In practice, the dream of cannabis entrepreneurship encompasses many smaller dreams. You can be a baker, gardener, graphic designer, chef, salesperson, architect, or engineer, to name a few -- put the word “cannabis” in front of almost any job, and it’s potentially worth a lot more money. Skills, though, are only a small part of what you need to succeed in the cannabis industry. You’ll also have to meet more regulations than you ever knew existed, and raise startup funds without using a traditional bank loan. However, if you have the stamina, it’s certainly possible to start your own cannabis business and make good money.
Cannabis remains federally illegal, but the federal government views it as a states’-rights issue. As long as businesses meticulously meet state and local rules and regulations, the federal government is unlikely to intervene. The first step for those considering starting a cannabis business is studying the laws in the area in which you want to operate. If the laws as you understand them are in your favor, consult a cannabis-law attorney to help you understand the details. Developing a good relationship with a trusted attorney will be crucial as you go forward.
Along with legal counsel, consider hiring a cannabusiness consulting firm to help you complete the copious amounts of paperwork your permit applications comprise. Permits aren’t easy to get, and availability is limited, as is real estate that meets zoning requirements. You will be required to apply for state, and local governments for different permits and licenses, along with completing paperwork for a federal tax identification number. There will be a lot of competition, and it will take an enormous amount of work.
Your team will make or break your business. As the owner, you’ll need to be well-versed in marketing and financial management, and you may need to meet residency requirements for the state or city. At least one person on your team should have extensive experience in the cannabis industry. Because cannabis is still federally illegal, all members of your team must be ready face arrest and prosecution in the event that it occurs. Unlikely doesn’t mean impossible.
As with any kind of business, you’ll need startup funds. Finding these funds is challenging, but it’s even more so for cannabis businesses because of federal prohibition. Banks who do business with dispensaries, shops, and other cannabis enterprises can find themselves facing federal money-laundering charges; therefore, you won’t be able to get a traditional bank loan.
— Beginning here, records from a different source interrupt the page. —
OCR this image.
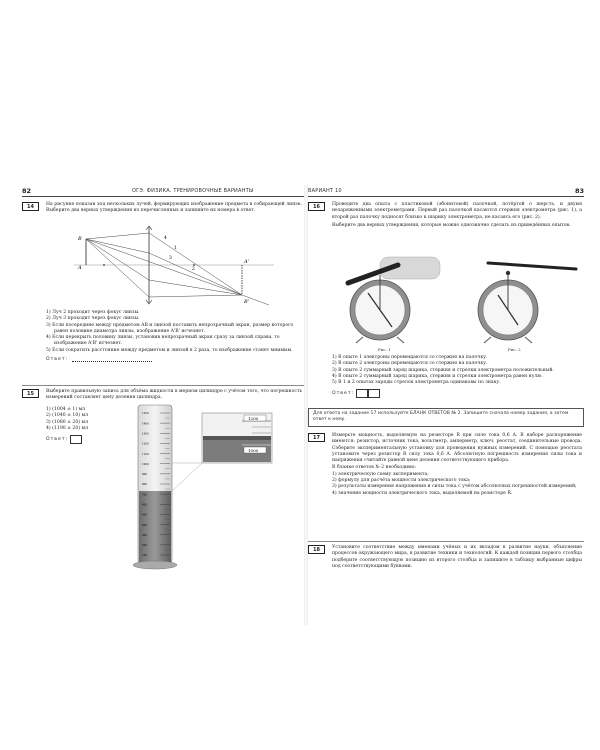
82	ОГЭ. ФИЗИКА. ТРЕНИРОВОЧНЫЕ ВАРИАНТЫ
14	На рисунке показан ход нескольких лучей, формирующих изображение предмета в собирающей линзе. Выберите два верных утверждения из перечисленных и запишите их номера в ответ.
B
A
A'
B'
1
2
3
4
1) Луч 2 проходит через фокус линзы.
2) Луч 3 проходит через фокус линзы.
3) Если посередине между предметом AB и линзой поставить непрозрачный экран, размер которого равен половине диаметра линзы, изображение A'B' исчезнет.
4) Если перекрыть половину линзы, установив непрозрачный экран сразу за линзой справа, то изображение A'B' исчезнет.
5) Если сократить расстояние между предметом и линзой в 2 раза, то изображение станет мнимым.
Ответ:
15	Выберите правильную запись для объёма жидкости в мерном цилиндре с учётом того, что погрешность измерений составляет цену деления цилиндра.
1) (1004 ± 1) мл
2) (1040 ± 10) мл
3) (1080 ± 20) мл
4) (1190 ± 20) мл
Ответ:
1500
1400
1300
1200
1100
1000
900
800
700
600
500
400
300
200
100
1200
1000
ВАРИАНТ 10	83
16	Проведите два опыта с пластиковой (эбонитовой) палочкой, потёртой о шерсть, и двумя незаряженными электрометрами. Первый раз палочкой касаются стержня электрометра (рис. 1), а второй раз палочку подносят близко к шарику электрометра, не касаясь его (рис. 2).
Выберите два верных утверждения, которые можно однозначно сделать из приведённых опытов.
Рис. 1	Рис. 2
1) В опыте 1 электроны перемещаются со стержня на палочку.
2) В опыте 2 электроны перемещаются со стержня на палочку.
3) В опыте 2 суммарный заряд шарика, стержня и стрелки электрометра положительный.
4) В опыте 2 суммарный заряд шарика, стержня и стрелки электрометра равен нулю.
5) В 1 и 2 опытах заряды стрелок электрометра одинаковы по знаку.
Ответ:
Для ответа на задание 17 используйте БЛАНК ОТВЕТОВ № 2. Запишите сначала номер задания, а затем ответ к нему.
17	Измерьте мощность, выделяемую на резисторе R при силе тока 0,6 А. В наборе распоряжение имеются: резистор, источник тока, вольтметр, амперметр, ключ, реостат, соединительные провода. Соберите экспериментальную установку для проведения нужных измерений. С помощью реостата установите через резистор R силу тока 0,6 А. Абсолютную погрешность измерения силы тока и напряжения считайте равной цене деления соответствующего прибора.
В бланке ответов № 2 необходимо:
1) электрическую схему эксперимента;
2) формулу для расчёта мощности электрического тока;
3) результаты измерения напряжения и силы тока с учётом абсолютных погрешностей измерений;
4) значение мощности электрического тока, выделяемой на резисторе R.
18	Установите соответствие между именами учёных и их вкладом в развитие науки, объяснение процессов окружающего мира, в развитие техники и технологий. К каждой позиции первого столбца подберите соответствующую позицию из второго столбца и запишите в таблицу выбранные цифры под соответствующими буквами.
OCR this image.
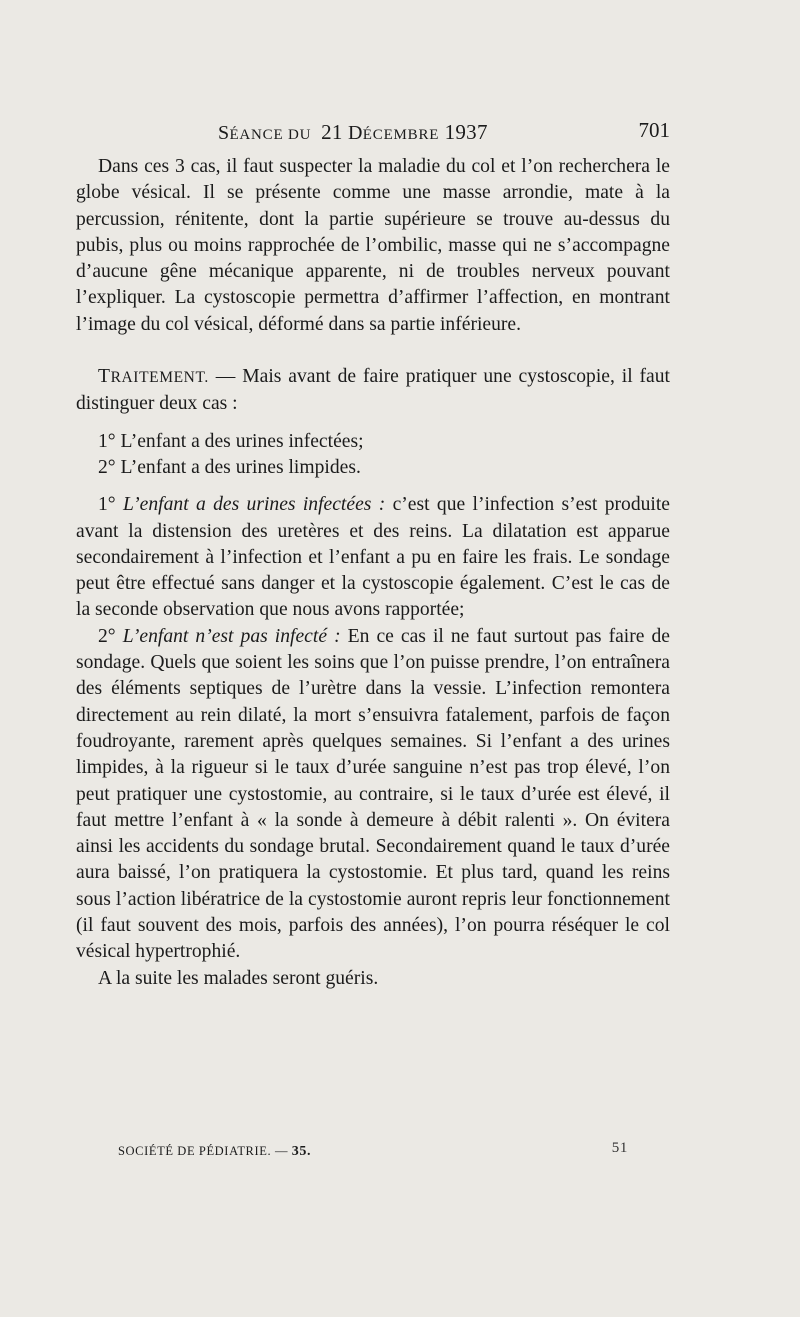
SÉANCE DU 21 DÉCEMBRE 1937	701

Dans ces 3 cas, il faut suspecter la maladie du col et l’on recherchera le globe vésical. Il se présente comme une masse arrondie, mate à la percussion, rénitente, dont la partie supérieure se trouve au-dessus du pubis, plus ou moins rapprochée de l’ombilic, masse qui ne s’accompagne d’aucune gêne mécanique apparente, ni de troubles nerveux pouvant l’expliquer. La cystoscopie permettra d’affirmer l’affection, en montrant l’image du col vésical, déformé dans sa partie inférieure.

TRAITEMENT. — Mais avant de faire pratiquer une cystoscopie, il faut distinguer deux cas :

1° L’enfant a des urines infectées;

2° L’enfant a des urines limpides.

1° L’enfant a des urines infectées : c’est que l’infection s’est produite avant la distension des uretères et des reins. La dilatation est apparue secondairement à l’infection et l’enfant a pu en faire les frais. Le sondage peut être effectué sans danger et la cystoscopie également. C’est le cas de la seconde observation que nous avons rapportée;

2° L’enfant n’est pas infecté : En ce cas il ne faut surtout pas faire de sondage. Quels que soient les soins que l’on puisse prendre, l’on entraînera des éléments septiques de l’urètre dans la vessie. L’infection remontera directement au rein dilaté, la mort s’ensuivra fatalement, parfois de façon foudroyante, rarement après quelques semaines. Si l’enfant a des urines limpides, à la rigueur si le taux d’urée sanguine n’est pas trop élevé, l’on peut pratiquer une cystostomie, au contraire, si le taux d’urée est élevé, il faut mettre l’enfant à « la sonde à demeure à débit ralenti ». On évitera ainsi les accidents du sondage brutal. Secondairement quand le taux d’urée aura baissé, l’on pratiquera la cystostomie. Et plus tard, quand les reins sous l’action libératrice de la cystostomie auront repris leur fonctionnement (il faut souvent des mois, parfois des années), l’on pourra réséquer le col vésical hypertrophié.

A la suite les malades seront guéris.

SOCIÉTÉ DE PÉDIATRIE. — 35.	51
If you’re not already wealthy and can’t shoulder startup costs on your own, or borrow from friends and family, you may need to rely on equity investments to open your business. Equity investors give money to startups with the expectations of getting a return on their investments, such as dividend or interest payments. Another option is a short-term loan that will eventually turn into equity.
Be prepared to pay your bills in cash, including your taxes, due to banking restrictions. The cash-only nature of dispensaries and shops, as well as the risk of theft of product, means these businesses need very tight security. Do not underestimate the cost of security systems and guards. Protecting your assets is crucial in any industry, but is especially complicated in the cannabis industry. Educate yourself thoroughly about the risks of running a cash-only business, and be sure you’re up to the task.
Drawing up the Standard Operating Procedures for your business will be another time-consuming undertaking. Standard Operating Procedures, or S.O.P.s, outline how every aspect of your business works, including the chain of command. This lengthy document details the job positions within your business, and the responsibilities for daily tasks from opening to closing. They outline who will do each task, and who answers to whom. S.O.P.s will be a necessary part of your business plan.
Opening a cannabis business is a challenging undertaking that requires long hours over a long period of time, so ask yourself what aspect of the industry you feel most passionate about, and what kind of business best fits your skills and the skills of your potential teammates. Once you’ve assessed your skills and passions and determined what kind of business you want to open, it’s vital to know about the community in which you plan to open it. What are the needs of that community, and how can your business help meet them? What unique contributions can you and your team make to the well-being of your clients? For example, some dispensaries accept donations of school supplies, and hold back-to-school events at which they distribute them to neighborhood kids. Some offer classes, workshops, and support groups. Continued education of not just consumers, but of neighbors, police officers, and healthcare providers will be essential to your success. Above all, remember that cannabis legalization is a social-justice issue, so your business must engage in activism on behalf of victims of prohibition. Starting a cannabis business isn’t just about making money; it’s also about honoring the people who fought for your right to do so. You must continue to fight for federal legalization and justice for the convicted.